Poeticamente definido e condensado na transmissão da “vocação humana”, esse fato dá visibilidade tanto ao efeito da presença do bebê no adulto, quanto ao efeito que a fala deste promove no corpo prematuro.

A tese da prematuridade requer que se explicite o que ela acarreta: o ser humano imaturo não sobrevive sem o adulto da espécie. Entretanto, não é sobre a necessidade que falamos aqui. A mãe interpreta a presença da criança como uma demanda. O grito do bebê é tomado como a voz de um chamado pelo adulto, abrindo caminho para a aquisição de linguagem, para uma relação da criança com a língua, porque nada nesse diálogo miúdo entre mãe e criança escapa à língua, o que dá todo o alcance da afirmação de Saussure: é a língua que faz a unidade da linguagem.

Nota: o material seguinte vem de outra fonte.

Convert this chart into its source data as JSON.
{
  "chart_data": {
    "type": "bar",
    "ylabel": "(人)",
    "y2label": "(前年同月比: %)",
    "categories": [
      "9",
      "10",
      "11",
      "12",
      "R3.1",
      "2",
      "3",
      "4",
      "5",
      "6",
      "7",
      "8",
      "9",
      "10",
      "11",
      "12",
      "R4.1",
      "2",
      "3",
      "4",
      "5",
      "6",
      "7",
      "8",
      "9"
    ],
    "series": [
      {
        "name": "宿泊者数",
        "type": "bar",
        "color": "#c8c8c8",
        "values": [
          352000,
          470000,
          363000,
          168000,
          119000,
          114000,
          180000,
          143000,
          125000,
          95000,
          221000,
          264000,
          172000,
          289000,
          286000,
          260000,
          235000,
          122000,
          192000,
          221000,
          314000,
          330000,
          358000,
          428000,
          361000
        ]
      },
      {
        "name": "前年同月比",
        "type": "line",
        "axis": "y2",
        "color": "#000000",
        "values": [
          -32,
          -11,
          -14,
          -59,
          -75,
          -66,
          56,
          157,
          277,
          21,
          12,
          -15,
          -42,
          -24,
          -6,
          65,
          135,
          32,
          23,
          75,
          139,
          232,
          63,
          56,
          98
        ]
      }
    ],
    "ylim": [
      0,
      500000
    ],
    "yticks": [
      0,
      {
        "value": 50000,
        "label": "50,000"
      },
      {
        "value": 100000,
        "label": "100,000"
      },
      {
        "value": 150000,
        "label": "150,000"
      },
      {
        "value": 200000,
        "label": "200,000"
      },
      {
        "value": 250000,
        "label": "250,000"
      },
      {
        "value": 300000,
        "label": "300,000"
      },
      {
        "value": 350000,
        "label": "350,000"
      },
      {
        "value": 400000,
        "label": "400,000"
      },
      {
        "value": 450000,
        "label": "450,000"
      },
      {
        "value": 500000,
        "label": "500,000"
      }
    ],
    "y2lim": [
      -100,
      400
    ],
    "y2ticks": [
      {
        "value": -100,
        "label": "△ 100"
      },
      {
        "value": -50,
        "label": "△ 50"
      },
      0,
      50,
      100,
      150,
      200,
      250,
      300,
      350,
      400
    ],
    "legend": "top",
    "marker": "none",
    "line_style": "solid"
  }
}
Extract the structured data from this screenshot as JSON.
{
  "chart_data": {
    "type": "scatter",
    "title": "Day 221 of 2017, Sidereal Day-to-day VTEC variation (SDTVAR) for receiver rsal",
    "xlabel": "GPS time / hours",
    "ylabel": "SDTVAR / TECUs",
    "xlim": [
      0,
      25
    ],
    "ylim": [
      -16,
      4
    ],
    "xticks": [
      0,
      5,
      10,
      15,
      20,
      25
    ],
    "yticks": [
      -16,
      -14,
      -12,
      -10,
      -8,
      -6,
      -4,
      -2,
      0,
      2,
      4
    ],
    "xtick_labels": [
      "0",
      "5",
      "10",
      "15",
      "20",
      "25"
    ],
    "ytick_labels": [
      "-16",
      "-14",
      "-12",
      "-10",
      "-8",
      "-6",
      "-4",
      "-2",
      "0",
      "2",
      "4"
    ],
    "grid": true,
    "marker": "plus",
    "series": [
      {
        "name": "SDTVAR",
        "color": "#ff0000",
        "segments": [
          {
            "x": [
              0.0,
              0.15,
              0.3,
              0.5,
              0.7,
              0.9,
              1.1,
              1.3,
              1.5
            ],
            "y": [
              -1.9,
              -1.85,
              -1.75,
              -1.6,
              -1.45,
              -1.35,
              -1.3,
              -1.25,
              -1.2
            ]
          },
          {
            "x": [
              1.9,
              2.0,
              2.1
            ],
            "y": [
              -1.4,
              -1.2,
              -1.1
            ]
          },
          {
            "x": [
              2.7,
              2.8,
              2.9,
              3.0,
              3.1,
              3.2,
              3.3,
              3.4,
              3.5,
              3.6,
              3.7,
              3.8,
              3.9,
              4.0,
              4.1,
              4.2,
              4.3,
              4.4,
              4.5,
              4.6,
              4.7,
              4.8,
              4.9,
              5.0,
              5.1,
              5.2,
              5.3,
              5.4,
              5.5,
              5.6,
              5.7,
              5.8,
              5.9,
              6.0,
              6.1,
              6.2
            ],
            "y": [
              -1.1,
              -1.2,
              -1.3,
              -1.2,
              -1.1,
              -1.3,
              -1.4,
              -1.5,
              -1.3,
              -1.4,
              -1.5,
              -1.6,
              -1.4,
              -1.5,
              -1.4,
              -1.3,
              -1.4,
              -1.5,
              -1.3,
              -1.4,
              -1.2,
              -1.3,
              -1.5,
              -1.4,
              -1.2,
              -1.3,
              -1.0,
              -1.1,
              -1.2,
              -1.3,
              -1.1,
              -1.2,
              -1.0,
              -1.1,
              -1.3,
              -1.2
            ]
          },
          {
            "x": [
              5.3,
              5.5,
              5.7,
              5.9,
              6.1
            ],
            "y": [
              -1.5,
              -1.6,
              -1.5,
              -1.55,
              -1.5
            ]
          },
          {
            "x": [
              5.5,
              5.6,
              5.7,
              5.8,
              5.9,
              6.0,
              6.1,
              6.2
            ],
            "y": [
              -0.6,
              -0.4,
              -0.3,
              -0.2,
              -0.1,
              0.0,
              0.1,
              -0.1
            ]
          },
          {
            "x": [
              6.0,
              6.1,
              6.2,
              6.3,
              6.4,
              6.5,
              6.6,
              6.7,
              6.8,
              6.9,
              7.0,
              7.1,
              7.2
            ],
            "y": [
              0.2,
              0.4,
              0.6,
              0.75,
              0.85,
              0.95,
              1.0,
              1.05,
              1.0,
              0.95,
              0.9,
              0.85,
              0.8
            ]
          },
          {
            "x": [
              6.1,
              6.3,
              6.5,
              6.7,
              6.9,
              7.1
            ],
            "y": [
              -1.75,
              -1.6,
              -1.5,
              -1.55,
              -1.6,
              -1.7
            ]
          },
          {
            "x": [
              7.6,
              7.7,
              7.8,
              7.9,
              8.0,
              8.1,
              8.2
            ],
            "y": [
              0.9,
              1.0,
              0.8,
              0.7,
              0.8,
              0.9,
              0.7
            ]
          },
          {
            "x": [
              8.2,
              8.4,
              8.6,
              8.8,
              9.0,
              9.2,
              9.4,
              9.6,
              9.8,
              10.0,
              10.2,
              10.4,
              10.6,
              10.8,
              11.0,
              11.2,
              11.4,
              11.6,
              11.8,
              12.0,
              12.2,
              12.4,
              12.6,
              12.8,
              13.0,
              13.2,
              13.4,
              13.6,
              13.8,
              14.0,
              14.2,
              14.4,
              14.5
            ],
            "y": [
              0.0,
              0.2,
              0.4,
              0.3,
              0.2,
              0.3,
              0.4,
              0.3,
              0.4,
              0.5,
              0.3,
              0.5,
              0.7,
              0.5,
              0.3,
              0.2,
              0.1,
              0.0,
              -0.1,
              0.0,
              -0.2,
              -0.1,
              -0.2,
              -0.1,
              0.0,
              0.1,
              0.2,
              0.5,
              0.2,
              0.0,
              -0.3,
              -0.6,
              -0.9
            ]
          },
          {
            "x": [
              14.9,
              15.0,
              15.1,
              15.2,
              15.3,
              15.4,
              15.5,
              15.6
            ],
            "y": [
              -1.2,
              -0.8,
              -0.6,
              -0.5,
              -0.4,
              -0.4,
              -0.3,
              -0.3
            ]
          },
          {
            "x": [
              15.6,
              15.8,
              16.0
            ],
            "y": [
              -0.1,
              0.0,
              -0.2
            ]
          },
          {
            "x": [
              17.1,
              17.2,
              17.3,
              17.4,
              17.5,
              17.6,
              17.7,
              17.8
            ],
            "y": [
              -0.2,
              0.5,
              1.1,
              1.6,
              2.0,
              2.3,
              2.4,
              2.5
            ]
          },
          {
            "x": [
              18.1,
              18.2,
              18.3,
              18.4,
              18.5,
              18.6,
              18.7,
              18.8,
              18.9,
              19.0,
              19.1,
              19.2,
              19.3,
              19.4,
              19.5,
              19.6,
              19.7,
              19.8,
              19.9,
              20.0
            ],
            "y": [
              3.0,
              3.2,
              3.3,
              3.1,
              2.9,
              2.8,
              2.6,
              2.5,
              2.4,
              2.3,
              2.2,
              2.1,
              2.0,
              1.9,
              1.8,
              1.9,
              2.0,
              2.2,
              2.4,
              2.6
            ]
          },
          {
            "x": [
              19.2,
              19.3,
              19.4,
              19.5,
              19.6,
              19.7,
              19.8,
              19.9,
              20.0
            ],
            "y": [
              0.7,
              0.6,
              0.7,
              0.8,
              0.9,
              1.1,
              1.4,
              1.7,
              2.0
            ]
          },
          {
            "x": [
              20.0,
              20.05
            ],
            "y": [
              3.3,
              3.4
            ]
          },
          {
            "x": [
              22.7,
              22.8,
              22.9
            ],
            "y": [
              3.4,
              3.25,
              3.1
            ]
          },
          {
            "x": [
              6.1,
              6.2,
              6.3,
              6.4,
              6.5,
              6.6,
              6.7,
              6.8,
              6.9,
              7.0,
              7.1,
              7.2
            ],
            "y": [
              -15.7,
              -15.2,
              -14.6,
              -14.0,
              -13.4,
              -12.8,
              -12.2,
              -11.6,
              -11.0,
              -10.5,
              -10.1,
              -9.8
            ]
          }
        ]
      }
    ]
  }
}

Estas observações de cunho mais geral ganham no trabalho de Cláudia Lemos – lingüista e agora também psicanalista – uma teorização a partir do que Saussure nomeou “ordem própria da língua”, para dar conta da alteridade desta relativamente ao humano. Para manter a coerência com essa perspectiva, a autora passa a atribuir à lingua a função de “captura”, entendida como uma abreviatura para os processos de subjetivação que caracterizam a aquisição de linguagem. O termo dá vigor à hipótese saussuriana de que a língua não constitui uma função do falante; ela é o produto que a criança “registra passivamente”, o que impede que a aquisição de linguagem seja tomada como um processo de desenvolvimento em que a língua se constrói como um objeto de conhecimento. Nesta linha de reflexão, a perspectiva de Lemos de certo modo inverte a relação sujeito-objeto ao conceber a criança como capturada por um funcionamento lingüístico-discursivo que a significa como sujeito falante. As mudanças na aquisição de linguagem passam a ser identificadas a partir das diferentes posições da criança em uma estrutura, ou melhor, a partir das suas diferentes relações com a língua, em que o pólo dominante pode ser o outro, a língua ou o próprio sujeito.

Lembro ao leitor que ao se abandonar a perspectiva de desenvolvimento não se abandona por esse fato, o compromisso com a mudança, ao contrário, ela passa a ser redimensionada pela ausência de um estado final, em que culminaria o desenvolvimento. Embora se possa dizer que a fala da criança se aproxima daquela do adulto, não se podem excluir mudanças de posição deste último na sua relação com a língua. Quanto à infância, esta sim é datada, e se dilui no passado do falante.

Maria Fausta Pereira de Castro é professora no Instituto de Estudos da Linguagem da Unicamp.